Life has been going fast lately and I feel a little blown away by… Well, everything. Good or bad? Definitely some of both!
For starters, I’m having a moderately good grip on my blood sugar levels. They crash pretty quickly when I do some moderate exercise, but I still have weird and unexplained peaks every now and then. (That might be my pancreas struggling.) Overall though, I noticed my own tests’ averages have gone down from 9.5 to 7.5 (mmol/l) which includes fasting values and peak meal values. Not too shabby!
I still have bad days where my mental state just breaks down and I get stuck in my downward spirals. Unexpected events still do a big number on me and that sucks. Doing too many things (even just shopping) tires me out so badly I’m down for a couple of days afterwards.

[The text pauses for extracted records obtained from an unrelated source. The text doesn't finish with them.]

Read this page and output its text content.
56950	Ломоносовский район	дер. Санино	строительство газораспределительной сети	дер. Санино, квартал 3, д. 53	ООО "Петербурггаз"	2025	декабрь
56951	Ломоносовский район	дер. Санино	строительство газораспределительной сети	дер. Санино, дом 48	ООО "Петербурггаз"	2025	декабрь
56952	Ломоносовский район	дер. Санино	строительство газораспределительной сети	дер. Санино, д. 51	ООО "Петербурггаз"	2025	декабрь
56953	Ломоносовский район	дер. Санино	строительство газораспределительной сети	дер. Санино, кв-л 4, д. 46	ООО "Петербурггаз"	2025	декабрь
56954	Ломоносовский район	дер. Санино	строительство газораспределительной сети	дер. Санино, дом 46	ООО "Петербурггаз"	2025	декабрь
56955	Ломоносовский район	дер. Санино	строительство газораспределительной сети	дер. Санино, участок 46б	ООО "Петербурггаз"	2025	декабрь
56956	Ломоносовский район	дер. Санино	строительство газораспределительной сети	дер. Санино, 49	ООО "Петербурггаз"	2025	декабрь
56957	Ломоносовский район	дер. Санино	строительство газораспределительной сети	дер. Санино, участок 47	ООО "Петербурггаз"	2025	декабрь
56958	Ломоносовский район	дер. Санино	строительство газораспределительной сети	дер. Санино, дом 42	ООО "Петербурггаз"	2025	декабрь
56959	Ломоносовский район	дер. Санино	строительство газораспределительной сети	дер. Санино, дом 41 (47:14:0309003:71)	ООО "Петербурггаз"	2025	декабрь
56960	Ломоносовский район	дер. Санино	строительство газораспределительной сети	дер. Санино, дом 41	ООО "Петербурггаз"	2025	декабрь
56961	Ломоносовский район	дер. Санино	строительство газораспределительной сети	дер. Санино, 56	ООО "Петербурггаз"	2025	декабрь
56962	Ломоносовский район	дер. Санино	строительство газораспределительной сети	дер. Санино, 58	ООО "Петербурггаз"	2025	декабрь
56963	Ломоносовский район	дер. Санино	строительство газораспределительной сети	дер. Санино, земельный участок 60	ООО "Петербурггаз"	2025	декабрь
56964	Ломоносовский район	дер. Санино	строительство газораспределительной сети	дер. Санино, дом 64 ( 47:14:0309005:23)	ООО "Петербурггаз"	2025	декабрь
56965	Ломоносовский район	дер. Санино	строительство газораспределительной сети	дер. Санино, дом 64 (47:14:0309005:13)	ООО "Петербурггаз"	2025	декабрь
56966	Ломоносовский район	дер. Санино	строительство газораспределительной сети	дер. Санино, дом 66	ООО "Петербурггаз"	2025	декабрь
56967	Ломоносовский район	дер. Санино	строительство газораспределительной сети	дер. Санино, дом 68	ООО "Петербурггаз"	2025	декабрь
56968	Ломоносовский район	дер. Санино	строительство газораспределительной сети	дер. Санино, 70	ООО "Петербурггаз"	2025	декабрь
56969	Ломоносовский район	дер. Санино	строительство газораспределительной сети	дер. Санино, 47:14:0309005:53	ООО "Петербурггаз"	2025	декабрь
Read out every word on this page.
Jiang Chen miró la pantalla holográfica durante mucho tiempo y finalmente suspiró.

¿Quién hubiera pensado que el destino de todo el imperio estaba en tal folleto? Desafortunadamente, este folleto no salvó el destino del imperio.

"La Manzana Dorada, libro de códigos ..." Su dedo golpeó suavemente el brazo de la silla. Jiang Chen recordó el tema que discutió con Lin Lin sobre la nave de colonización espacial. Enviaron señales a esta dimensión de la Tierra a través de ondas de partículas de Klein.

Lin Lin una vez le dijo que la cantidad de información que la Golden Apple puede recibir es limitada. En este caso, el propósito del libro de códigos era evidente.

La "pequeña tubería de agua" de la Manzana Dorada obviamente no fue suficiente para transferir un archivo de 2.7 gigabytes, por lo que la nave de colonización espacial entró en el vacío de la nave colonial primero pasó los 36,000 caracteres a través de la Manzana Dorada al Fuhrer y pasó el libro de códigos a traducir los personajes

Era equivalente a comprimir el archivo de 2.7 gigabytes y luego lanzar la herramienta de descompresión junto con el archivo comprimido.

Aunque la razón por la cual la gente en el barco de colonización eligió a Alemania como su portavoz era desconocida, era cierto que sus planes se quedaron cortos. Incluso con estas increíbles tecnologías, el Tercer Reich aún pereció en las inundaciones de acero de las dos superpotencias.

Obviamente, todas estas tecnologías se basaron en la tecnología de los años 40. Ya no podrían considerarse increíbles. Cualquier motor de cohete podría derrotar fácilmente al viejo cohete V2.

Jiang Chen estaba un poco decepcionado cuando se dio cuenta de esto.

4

The good news is I’m able to focus on positive tasks again! I had a meeting with my friend/client to discuss the future of my VA job with her and we struck a compromise. I got the equivalent of a promotion with the condition that I can take sick days when needed as long as I properly communicate this to her. She has other assistants for backup in case I get overwhelmed so I can still do my tasks and have the other assistants pick up the overflow. The great thing about this is that the small projects that come in become my projects so that she can focus on the ever growing number of large projects that focus more on programming. She’ll take care of all the client communication to avoid the stress of dealing with clients (the main reason I only want to work with professional freelancers are the regular clients).
All of this is pretty damn exciting! She never really put pressure on me in the past, but I did feel pressured by seeing ‘no way out’ when I had too much on my plate and I felt horrible putting a dent in her project progress, which became a bit of a self fulfilling prophecy as it stressed me out. I dropped projects and hid in a corner feeling ashamed and inadequate. There’s a noticeable difference in my coping ability now that I know there are people in the background who’ll pick up what I can’t do so that the projects don’t end up jeopardized. I’m breezing through the tasks she has for me and it feels awesome.
I feel so incredibly lucky and fuzzy that she stuck with me through thick and thin and works with me to make everything work out. Anyone else would have found this to be bothersome and dropped me (like all of my previous employers) but she likes my work so much it was evidently worth it to find a balance. I’m so thrilled I can help her and help myself at the same time!